On stage at Club Luz are one of Wales most charismatic and innovative performers Eddie Ladd - "I do Trent like if he were Welsh and a girl" - and composer/D.J. Dewi Evans. Inspired by Kraftwerk, The Fall, Bowie, Brel, Laurie Anderson, and Kylie, the singer at the lone microphone leaves the film behind and walks the theme through 12 songs on the colonised split brain, alienation, aspiration, grief, extreme solutions, and the redemptive power of pop. The dark and haunting interpretation of songs in English and Welsh, ranges from an ironic version of Those Were the Days, a 1960's hit by Welsh singer Mary Hopkins to an unrecognisable take on the Beach Boys' Surf's Up, and offers an enthralling speculative essay on the 'Welsh condition'.
Her utterly distinctive performance work, blending film, high energy physical theatre, the innovative use of technology with an exploration of complex, political themes, have gained Eddie Ladd international recognition. Critics hailed her as 'exceptional talent', with 'angelic, laser-sharp voice', admiring the utter control of her emotional expressions and movements.
Club Luz won the Edinburgh Total Theatre Award (2003) and was featured in the prestigious Battersea Arts Centre Opera Festival in London (2004). In 2002 Eddie was awarded a two-year fellowship from NESTA, the National Endowment for Science, Technology and the Arts, to put her performance on the internet.
Appearing in festivals and at venues around Europe, she has taken performance to unusual locations, from farms and fields to opera houses. Her works include Callas Sings Mad Songs (1993), Once Upon a Time in the West(1996), Lla'th (1999), a site specific event set in a farmhouse, weaving together the death of Christ, Yuri Gagarin and the Welsh farmer David Finch, as well as Scarface (2000), an ironic take on the American dream based on Brian de Palma's 1983 film, transferring it to rural west Wales, the region of her upbringing.

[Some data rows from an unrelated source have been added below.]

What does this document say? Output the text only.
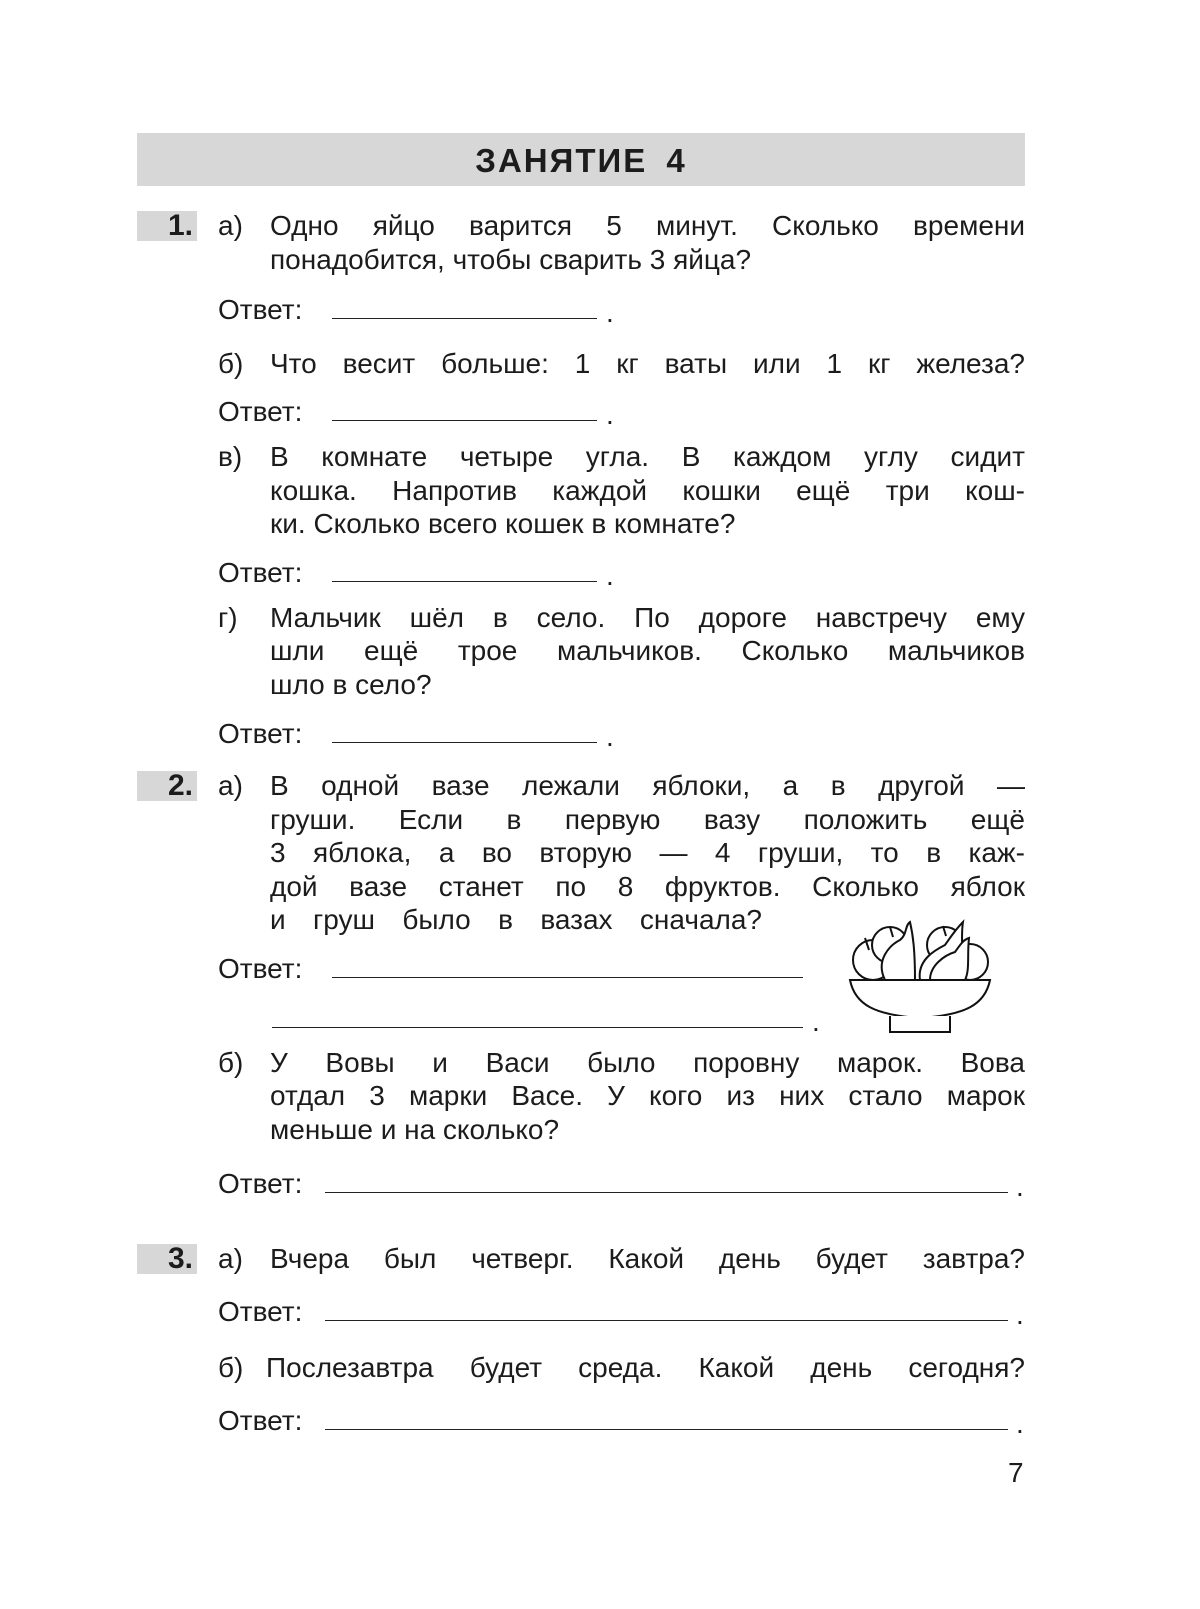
ЗАНЯТИЕ 4
1. а) Одно яйцо варится 5 минут. Сколько времени
понадобится, чтобы сварить 3 яйца?
Ответ:	.
б) Что весит больше: 1 кг ваты или 1 кг железа?
Ответ:	.
в) В комнате четыре угла. В каждом углу сидит
кошка. Напротив каждой кошки ещё три кош-
ки. Сколько всего кошек в комнате?
Ответ:	.
г) Мальчик шёл в село. По дороге навстречу ему
шли ещё трое мальчиков. Сколько мальчиков
шло в село?
Ответ:	.
2. а) В одной вазе лежали яблоки, а в другой —
груши. Если в первую вазу положить ещё
3 яблока, а во вторую — 4 груши, то в каж-
дой вазе станет по 8 фруктов. Сколько яблок
и груш было в вазах сначала?
Ответ:
.
б) У Вовы и Васи было поровну марок. Вова
отдал 3 марки Васе. У кого из них стало марок
меньше и на сколько?
Ответ:	.
3. а) Вчера был четверг. Какой день будет завтра?
Ответ:	.
б) Послезавтра будет среда. Какой день сегодня?
Ответ:	.
7
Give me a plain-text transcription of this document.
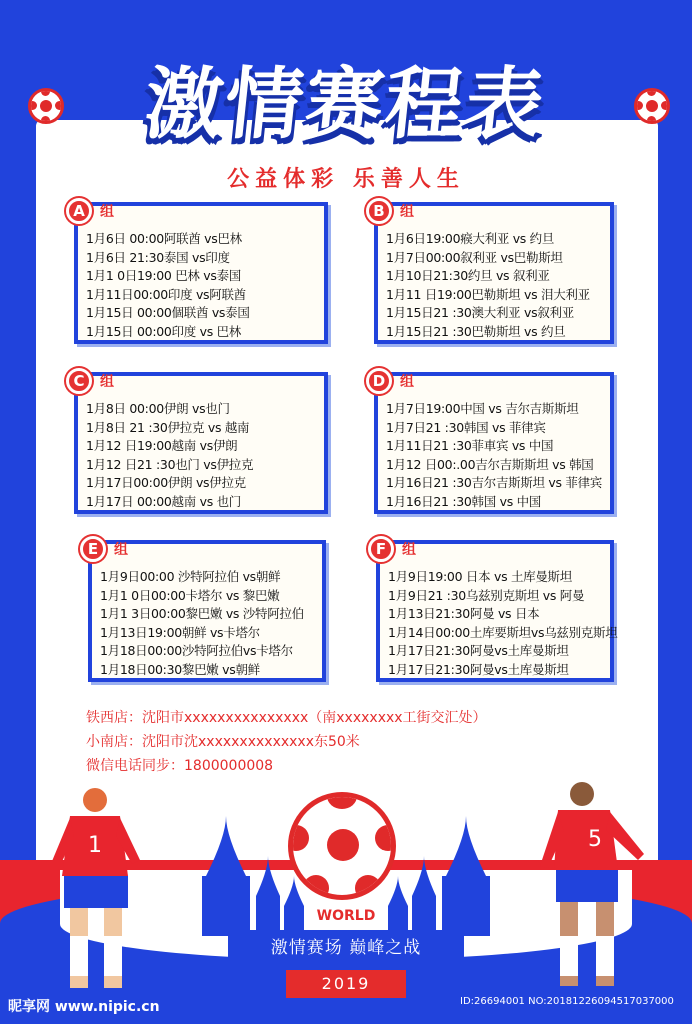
激情赛程表
公益体彩 乐善人生
A	组
1月6日 00:00阿联酋 vs巴林
1月6日 21:30泰国 vs印度
1月1 0日19:00 巴林 vs泰国
1月11日00:00印度 vs阿联酋
1月15日 00:00個联酋 vs泰国
1月15日 00:00印度 vs 巴林
B	组
1月6日19:00瘊大利亚 vs 约旦
1月7日00:00叙利亚 vs巴勒斯坦
1月10日21:30约旦 vs 叙利亚
1月11 日19:00巴勒斯坦 vs 泪大利亚
1月15日21 :30澳大利亚 vs叙利亚
1月15日21 :30巴勒斯坦 vs 约旦
C	组
1月8日 00:00伊朗 vs也门
1月8日 21 :30伊拉克 vs 越南
1月12 日19:00越南 vs伊朗
1月12 日21 :30也门 vs伊拉克
1月17日00:00伊朗 vs伊拉克
1月17日 00:00越南 vs 也门
D	组
1月7日19:00中国 vs 吉尔吉斯斯坦
1月7日21 :30韩国 vs 菲律宾
1月11日21 :30菲車宾 vs 中国
1月12 日00:.00吉尔吉斯斯坦 vs 韩国
1月16日21 :30吉尔吉斯斯坦 vs 菲律宾
1月16日21 :30韩国 vs 中国
E	组
1月9日00:00 沙特阿拉伯 vs朝鲜
1月1 0日00:00卡塔尔 vs 黎巴嫩
1月1 3日00:00黎巴嫩 vs 沙特阿拉伯
1月13日19:00朝鲜 vs卡塔尔
1月18日00:00沙特阿拉伯vs卡塔尔
1月18日00:30黎巴嫩 vs朝鲜
F	组
1月9日19:00 日本 vs 土库曼斯坦
1月9日21 :30乌兹别克斯坦 vs 阿曼
1月13日21:30阿曼 vs 日本
1月14日00:00土库要斯坦vs乌兹别克斯坦
1月17日21:30阿曼vs土库曼斯坦
1月17日21:30阿曼vs土库曼斯坦
铁西店：沈阳市xxxxxxxxxxxxxxx（南xxxxxxxx工街交汇处）
小南店：沈阳市沈xxxxxxxxxxxxxx东50米
微信电话同步：1800000008
WORLD
激情赛场 巅峰之战
2019
1	5
昵享网 www.nipic.cn	ID:26694001 NO:20181226094517037000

Eddie has been performing all her life: "It's just the culture in West Wales, in the chapel, at home, at concerts. West Wales is an area where the line between producers and consumers of culture is not distinct. Maintaining that status is impossible now, as I have worked professionally for 15 years. But in a way, the only difference between my involvement and that of my family and friends is that I get paid."